Larry Osterman's WebLog

Confessions of an Old Fogey
Blog - Title

What IS audio on a PC anyway?

What IS audio on a PC anyway?

  • Comments 39

This may be well known, but maybe not (I didn’t understand it until I joined the Windows Audio team).

Just what is digital audio, anyway?  Well, at its core, all of digital audio is a “pop” sound made on the speaker.  When you get right down to it, that’s all it is.  A “sound” in digital audio is a voltage spike applied to a speaker jack, with a specific amplitude.  The amplitude determines how much the speaker diaphragm moves when the signal is received by the speaker.

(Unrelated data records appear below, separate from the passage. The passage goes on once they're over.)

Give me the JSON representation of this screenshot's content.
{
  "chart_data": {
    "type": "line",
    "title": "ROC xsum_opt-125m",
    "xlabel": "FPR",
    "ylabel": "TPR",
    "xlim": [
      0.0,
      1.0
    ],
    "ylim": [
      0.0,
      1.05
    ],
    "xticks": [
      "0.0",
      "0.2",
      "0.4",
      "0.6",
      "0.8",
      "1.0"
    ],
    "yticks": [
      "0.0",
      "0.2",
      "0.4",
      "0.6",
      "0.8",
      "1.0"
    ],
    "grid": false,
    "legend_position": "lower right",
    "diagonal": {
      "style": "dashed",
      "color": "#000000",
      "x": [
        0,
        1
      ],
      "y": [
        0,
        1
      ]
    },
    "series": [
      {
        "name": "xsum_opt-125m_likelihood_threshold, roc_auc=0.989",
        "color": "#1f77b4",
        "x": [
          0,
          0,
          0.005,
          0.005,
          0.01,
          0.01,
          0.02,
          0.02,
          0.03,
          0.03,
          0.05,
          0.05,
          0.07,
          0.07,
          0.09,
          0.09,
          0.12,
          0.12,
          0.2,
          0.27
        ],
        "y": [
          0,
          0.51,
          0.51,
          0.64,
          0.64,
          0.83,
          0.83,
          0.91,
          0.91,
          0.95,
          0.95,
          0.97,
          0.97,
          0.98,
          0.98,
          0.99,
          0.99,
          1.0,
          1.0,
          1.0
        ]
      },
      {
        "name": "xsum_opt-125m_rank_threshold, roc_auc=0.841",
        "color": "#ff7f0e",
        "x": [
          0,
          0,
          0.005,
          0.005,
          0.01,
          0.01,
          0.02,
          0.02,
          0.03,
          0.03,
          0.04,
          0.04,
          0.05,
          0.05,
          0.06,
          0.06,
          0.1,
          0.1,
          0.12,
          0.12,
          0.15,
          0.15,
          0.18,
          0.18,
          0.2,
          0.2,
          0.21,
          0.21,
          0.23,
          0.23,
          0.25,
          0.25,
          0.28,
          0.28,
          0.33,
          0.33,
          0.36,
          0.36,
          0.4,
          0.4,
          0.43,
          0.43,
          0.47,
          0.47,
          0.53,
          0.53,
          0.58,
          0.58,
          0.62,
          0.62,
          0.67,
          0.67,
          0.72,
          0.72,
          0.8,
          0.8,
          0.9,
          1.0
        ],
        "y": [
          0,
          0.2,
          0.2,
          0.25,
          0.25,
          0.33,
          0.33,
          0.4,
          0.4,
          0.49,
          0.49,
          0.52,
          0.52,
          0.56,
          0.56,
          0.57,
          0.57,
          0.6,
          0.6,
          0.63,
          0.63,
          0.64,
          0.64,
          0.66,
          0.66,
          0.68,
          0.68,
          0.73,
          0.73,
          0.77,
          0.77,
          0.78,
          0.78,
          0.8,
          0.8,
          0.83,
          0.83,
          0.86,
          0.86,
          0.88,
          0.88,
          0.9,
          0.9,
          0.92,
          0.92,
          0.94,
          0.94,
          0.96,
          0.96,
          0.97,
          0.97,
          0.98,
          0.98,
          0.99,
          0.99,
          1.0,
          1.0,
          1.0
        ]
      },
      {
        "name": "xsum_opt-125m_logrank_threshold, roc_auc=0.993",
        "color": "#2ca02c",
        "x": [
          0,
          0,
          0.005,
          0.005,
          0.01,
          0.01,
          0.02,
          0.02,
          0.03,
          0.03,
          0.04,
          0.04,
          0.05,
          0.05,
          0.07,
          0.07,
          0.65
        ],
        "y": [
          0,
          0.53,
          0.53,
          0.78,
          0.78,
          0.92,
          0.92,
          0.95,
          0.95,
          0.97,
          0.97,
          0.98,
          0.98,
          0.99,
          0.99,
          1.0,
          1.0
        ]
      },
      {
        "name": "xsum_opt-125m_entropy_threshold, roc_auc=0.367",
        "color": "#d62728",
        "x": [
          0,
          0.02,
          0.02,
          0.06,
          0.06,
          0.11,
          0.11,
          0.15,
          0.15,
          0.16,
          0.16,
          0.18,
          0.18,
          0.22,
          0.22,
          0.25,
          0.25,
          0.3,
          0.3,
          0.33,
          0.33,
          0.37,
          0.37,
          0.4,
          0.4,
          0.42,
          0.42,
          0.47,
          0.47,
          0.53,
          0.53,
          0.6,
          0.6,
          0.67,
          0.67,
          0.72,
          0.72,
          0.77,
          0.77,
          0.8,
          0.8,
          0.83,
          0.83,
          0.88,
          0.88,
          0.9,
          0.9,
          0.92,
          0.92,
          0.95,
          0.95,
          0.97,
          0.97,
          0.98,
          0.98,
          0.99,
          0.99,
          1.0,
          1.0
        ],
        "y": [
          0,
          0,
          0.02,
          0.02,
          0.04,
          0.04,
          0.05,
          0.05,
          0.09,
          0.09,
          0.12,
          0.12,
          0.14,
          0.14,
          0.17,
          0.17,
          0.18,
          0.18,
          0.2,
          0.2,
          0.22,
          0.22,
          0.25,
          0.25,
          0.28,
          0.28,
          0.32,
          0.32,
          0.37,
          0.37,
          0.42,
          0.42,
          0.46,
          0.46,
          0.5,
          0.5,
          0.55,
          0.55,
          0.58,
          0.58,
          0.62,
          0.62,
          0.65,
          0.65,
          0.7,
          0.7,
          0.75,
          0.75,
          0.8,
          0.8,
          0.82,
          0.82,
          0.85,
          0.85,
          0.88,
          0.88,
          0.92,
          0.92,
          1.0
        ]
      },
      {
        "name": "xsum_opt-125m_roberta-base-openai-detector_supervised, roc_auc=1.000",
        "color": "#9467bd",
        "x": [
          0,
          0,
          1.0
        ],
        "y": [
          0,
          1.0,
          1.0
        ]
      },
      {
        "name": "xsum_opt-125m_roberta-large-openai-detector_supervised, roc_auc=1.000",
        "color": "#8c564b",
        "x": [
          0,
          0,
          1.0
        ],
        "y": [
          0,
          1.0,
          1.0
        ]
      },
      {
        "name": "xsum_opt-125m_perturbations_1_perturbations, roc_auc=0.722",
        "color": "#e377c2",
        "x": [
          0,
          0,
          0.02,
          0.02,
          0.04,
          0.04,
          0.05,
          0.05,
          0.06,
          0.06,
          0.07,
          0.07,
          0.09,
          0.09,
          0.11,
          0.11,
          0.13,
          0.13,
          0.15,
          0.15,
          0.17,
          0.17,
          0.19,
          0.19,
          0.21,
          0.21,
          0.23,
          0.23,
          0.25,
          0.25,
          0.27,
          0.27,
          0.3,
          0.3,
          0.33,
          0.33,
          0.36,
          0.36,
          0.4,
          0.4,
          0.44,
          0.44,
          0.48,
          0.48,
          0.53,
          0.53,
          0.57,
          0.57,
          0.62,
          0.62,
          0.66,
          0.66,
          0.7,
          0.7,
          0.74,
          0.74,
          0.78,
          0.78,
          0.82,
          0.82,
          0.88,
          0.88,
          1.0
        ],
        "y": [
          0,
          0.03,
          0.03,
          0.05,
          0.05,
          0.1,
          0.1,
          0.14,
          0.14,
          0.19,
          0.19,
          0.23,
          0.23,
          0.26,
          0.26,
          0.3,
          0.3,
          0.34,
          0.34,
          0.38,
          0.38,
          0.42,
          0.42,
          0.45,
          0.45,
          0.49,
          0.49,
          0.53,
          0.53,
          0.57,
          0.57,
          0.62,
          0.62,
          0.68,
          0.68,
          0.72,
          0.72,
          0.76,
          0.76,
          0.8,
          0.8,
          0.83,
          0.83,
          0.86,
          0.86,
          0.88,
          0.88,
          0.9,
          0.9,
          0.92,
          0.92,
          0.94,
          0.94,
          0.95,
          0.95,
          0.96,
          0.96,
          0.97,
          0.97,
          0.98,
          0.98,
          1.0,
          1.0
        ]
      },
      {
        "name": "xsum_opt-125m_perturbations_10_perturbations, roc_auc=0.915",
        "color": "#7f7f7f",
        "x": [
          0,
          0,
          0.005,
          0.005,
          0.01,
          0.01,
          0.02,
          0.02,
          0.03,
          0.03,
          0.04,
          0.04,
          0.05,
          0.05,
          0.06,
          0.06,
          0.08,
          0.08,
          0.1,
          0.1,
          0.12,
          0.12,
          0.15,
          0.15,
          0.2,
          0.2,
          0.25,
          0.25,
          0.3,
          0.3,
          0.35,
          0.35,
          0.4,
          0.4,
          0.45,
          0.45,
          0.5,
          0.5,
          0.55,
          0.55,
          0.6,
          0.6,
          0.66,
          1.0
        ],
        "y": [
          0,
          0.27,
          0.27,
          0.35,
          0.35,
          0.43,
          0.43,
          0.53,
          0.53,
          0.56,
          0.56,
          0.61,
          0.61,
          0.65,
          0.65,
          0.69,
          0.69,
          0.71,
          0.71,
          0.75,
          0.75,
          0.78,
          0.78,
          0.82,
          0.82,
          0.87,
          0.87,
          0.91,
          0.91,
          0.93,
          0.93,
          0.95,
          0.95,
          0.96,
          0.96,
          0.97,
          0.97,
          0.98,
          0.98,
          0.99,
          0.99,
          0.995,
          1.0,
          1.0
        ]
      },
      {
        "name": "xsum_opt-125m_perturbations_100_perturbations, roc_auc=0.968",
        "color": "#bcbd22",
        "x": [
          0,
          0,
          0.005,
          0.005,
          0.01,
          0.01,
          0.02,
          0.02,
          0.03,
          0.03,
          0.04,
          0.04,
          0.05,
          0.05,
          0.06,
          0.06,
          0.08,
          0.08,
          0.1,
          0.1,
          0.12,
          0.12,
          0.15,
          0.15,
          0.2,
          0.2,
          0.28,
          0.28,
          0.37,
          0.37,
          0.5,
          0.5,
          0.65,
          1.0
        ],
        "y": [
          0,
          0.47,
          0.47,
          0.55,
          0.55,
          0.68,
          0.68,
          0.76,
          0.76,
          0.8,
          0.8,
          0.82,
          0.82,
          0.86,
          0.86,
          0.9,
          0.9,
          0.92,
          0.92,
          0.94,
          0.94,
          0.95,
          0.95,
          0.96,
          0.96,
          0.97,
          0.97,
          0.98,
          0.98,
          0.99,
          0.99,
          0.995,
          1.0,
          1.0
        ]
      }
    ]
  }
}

That’s it, that’s all that digital audio is – it’s a “pop” noise.  The trick that makes it sound like Sondheim is that you make a LOT of pops every second – thousands and thousands of pops per second.  When you make the pops quickly enough, your ear puts the pops together to turn them into a discrete sound.  You can hear a simple example of this effect when you walk near a high voltage power transformer.  AC power in the US runs at 60 cycles per second, and as the transformer works, it emits a noise on each cycle.  The brain smears that 60 Hz sound together and turns it into the “hum” that you hear near power equipment.

Another way of thinking about this (thanks Frank) is to consider the speaker on your home stereo.  As you’re listening to music, if you pull the cover off the speaker, you can see the cone move in and out with the music.  Well, if you were to take a ruler and measure the displacement of the cone from 0, the distance that it moves from the origin is the volume of the pop.  Now start measuring really fast – thousands of times a second.  Your collected measurements make up an encoded representation of the sound you just heard.

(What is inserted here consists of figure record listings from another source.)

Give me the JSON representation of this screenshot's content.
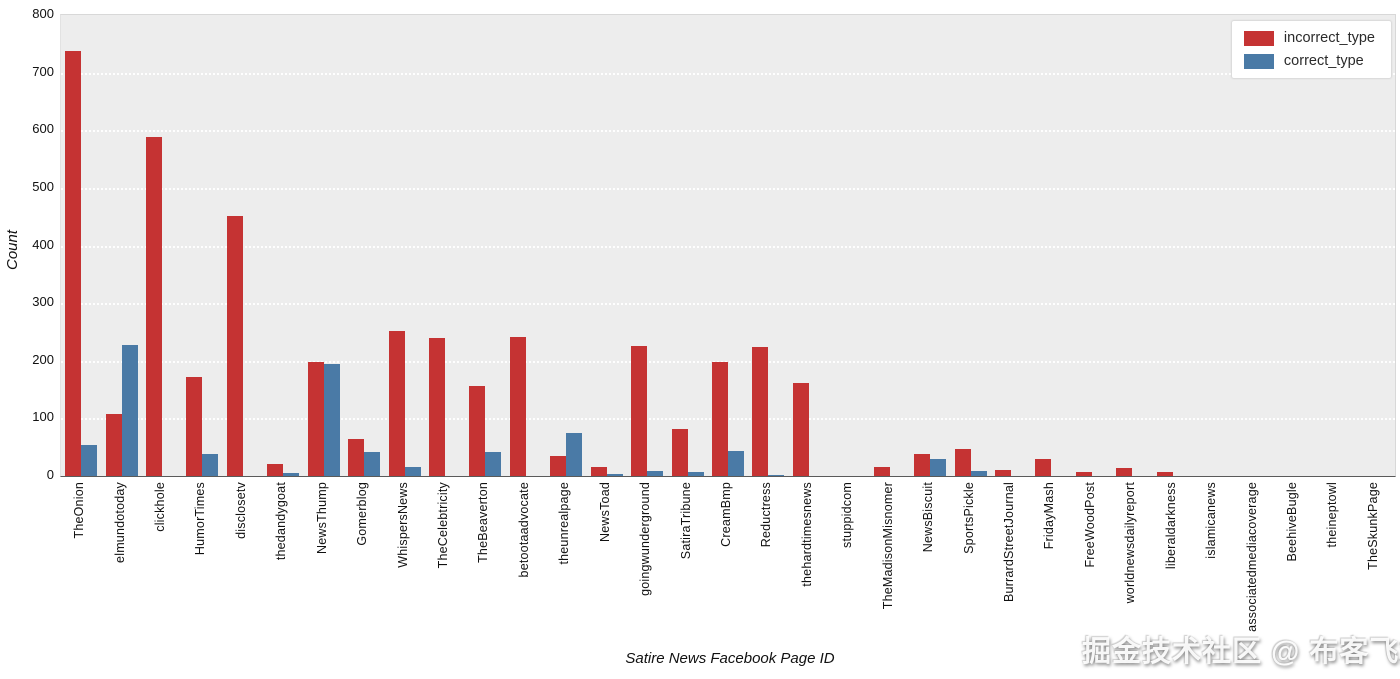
{
  "watermark": "掘金技术社区 @ 布客飞龙",
  "chart_data": {
    "type": "bar",
    "title": "",
    "xlabel": "Satire News Facebook Page ID",
    "ylabel": "Count",
    "ylim": [
      0,
      800
    ],
    "yticks": [
      0,
      100,
      200,
      300,
      400,
      500,
      600,
      700,
      800
    ],
    "grid": true,
    "legend_position": "upper right",
    "plot_background": "#ededed",
    "categories": [
      "TheOnion",
      "elmundotoday",
      "clickhole",
      "HumorTimes",
      "disclosetv",
      "thedandygoat",
      "NewsThump",
      "Gomerblog",
      "WhispersNews",
      "TheCelebtricity",
      "TheBeaverton",
      "betootaadvocate",
      "theunrealpage",
      "NewsToad",
      "goingwunderground",
      "SatiraTribune",
      "CreamBmp",
      "Reductress",
      "thehardtimesnews",
      "stuppidcom",
      "TheMadisonMisnomer",
      "NewsBiscuit",
      "SportsPickle",
      "BurrardStreetJournal",
      "FridayMash",
      "FreeWoodPost",
      "worldnewsdailyreport",
      "liberaldarkness",
      "islamicanews",
      "associatedmediacoverage",
      "BeehiveBugle",
      "theineptowl",
      "TheSkunkPage"
    ],
    "series": [
      {
        "name": "incorrect_type",
        "color": "#c53333",
        "values": [
          738,
          108,
          588,
          171,
          452,
          21,
          198,
          65,
          252,
          240,
          156,
          241,
          34,
          15,
          226,
          82,
          198,
          224,
          162,
          0,
          15,
          39,
          47,
          10,
          30,
          7,
          14,
          7,
          0,
          0,
          0,
          0,
          0
        ]
      },
      {
        "name": "correct_type",
        "color": "#4a7aa6",
        "values": [
          53,
          227,
          0,
          38,
          0,
          5,
          195,
          42,
          15,
          0,
          41,
          0,
          74,
          4,
          9,
          7,
          43,
          2,
          0,
          0,
          0,
          29,
          9,
          0,
          0,
          0,
          0,
          0,
          0,
          0,
          0,
          0,
          0
        ]
      }
    ]
  }
}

To play back the audio, take your measurements, and move the cone the same amount, and it will reproduce the original sound.

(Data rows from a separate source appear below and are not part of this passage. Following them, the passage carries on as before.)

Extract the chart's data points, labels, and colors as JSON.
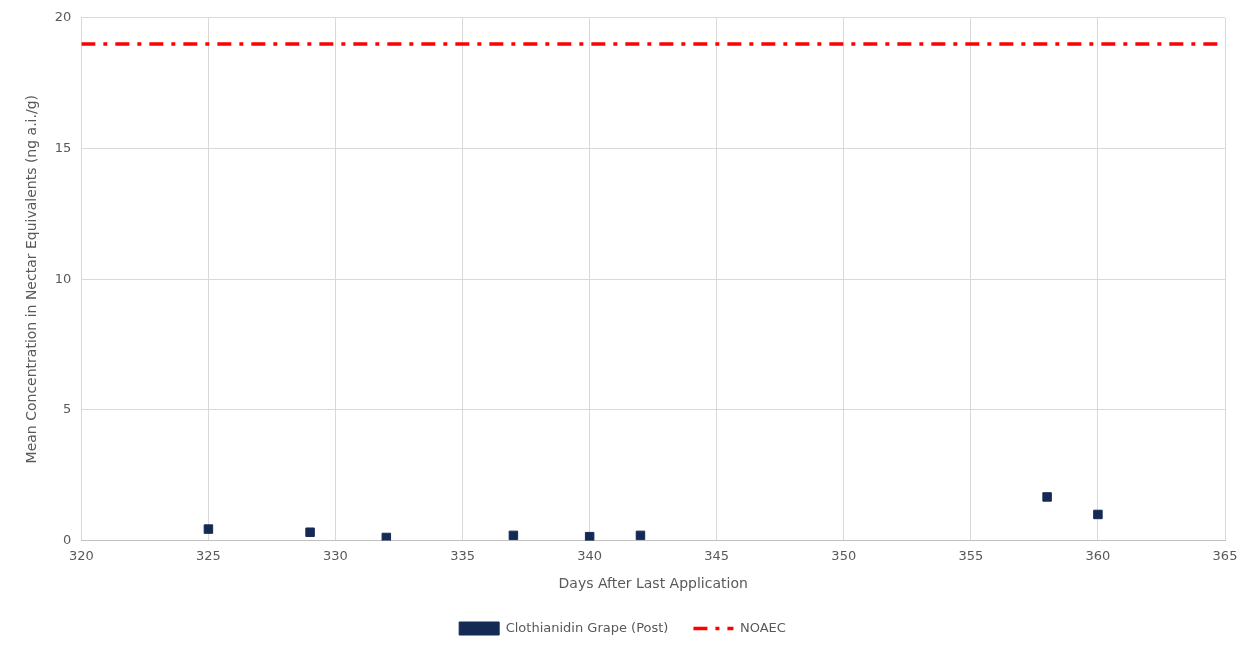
{
  "chart_data": {
    "type": "scatter",
    "xlabel": "Days After Last Application",
    "ylabel": "Mean Concentration in Nectar Equivalents (ng a.i./g)",
    "xlim": [
      320,
      365
    ],
    "xticks": [
      320,
      325,
      330,
      335,
      340,
      345,
      350,
      355,
      360,
      365
    ],
    "ylim": [
      0,
      20
    ],
    "yticks": [
      0,
      5,
      10,
      15,
      20
    ],
    "grid": true,
    "legend": "bottom",
    "marker": "square",
    "series": [
      {
        "name": "Clothianidin Grape (Post)",
        "color": "#142a55",
        "x": [
          325,
          329,
          332,
          337,
          340,
          342,
          358,
          360
        ],
        "values": [
          0.44,
          0.32,
          0.12,
          0.2,
          0.15,
          0.2,
          1.67,
          1.0
        ]
      },
      {
        "name": "NOAEC",
        "type": "line",
        "color": "#ff0000",
        "line_style": "dashed",
        "marker": "none",
        "x": [
          320,
          365
        ],
        "values": [
          19,
          19
        ]
      }
    ]
  }
}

Since a picture is worth a thousand words, Simon Cooke was gracious enough to draw the following...

Take an audio signal, say a sine wave:

Then, you sample the sine wave (in this case, 16 samples per frequency):

Each of the bars under the sine wave is the sample.  When you play back the samples, the speaker will reproduce the original sound.  One thing to keep in mind (as Simon commented) is that the output waveform doesn't look quite like the stepped function that the samples would generate.  Instead, after the Digital-to-Audio-Converter (DAC) in the sound card, there's a low pass filter that smooths the output of the signal.

When you take an analog audio signal, and encode it in this format, it’s also known as “Pulse Coded Modulation”, or “PCM”.  Ultimately, all PC audio comes out in PCM, that’s typically what’s sent to the sound card when you’re playing back audio.

When an analog signal is captured (in a recording studio, for example), the volume of the signal is sampled at some frequency (typically 44.1 kHz for CD audio).  Each of the samples is captured with a particular range of amplitudes (or quantization).  For CD audio, the quantization is 16 bits, in two samples.  Obviously, this means that each sample has one of at most 65,536 values, which is typically enough for most audio applications.  Since the CD audio is stereo, there are two 16 bit values for each sample. 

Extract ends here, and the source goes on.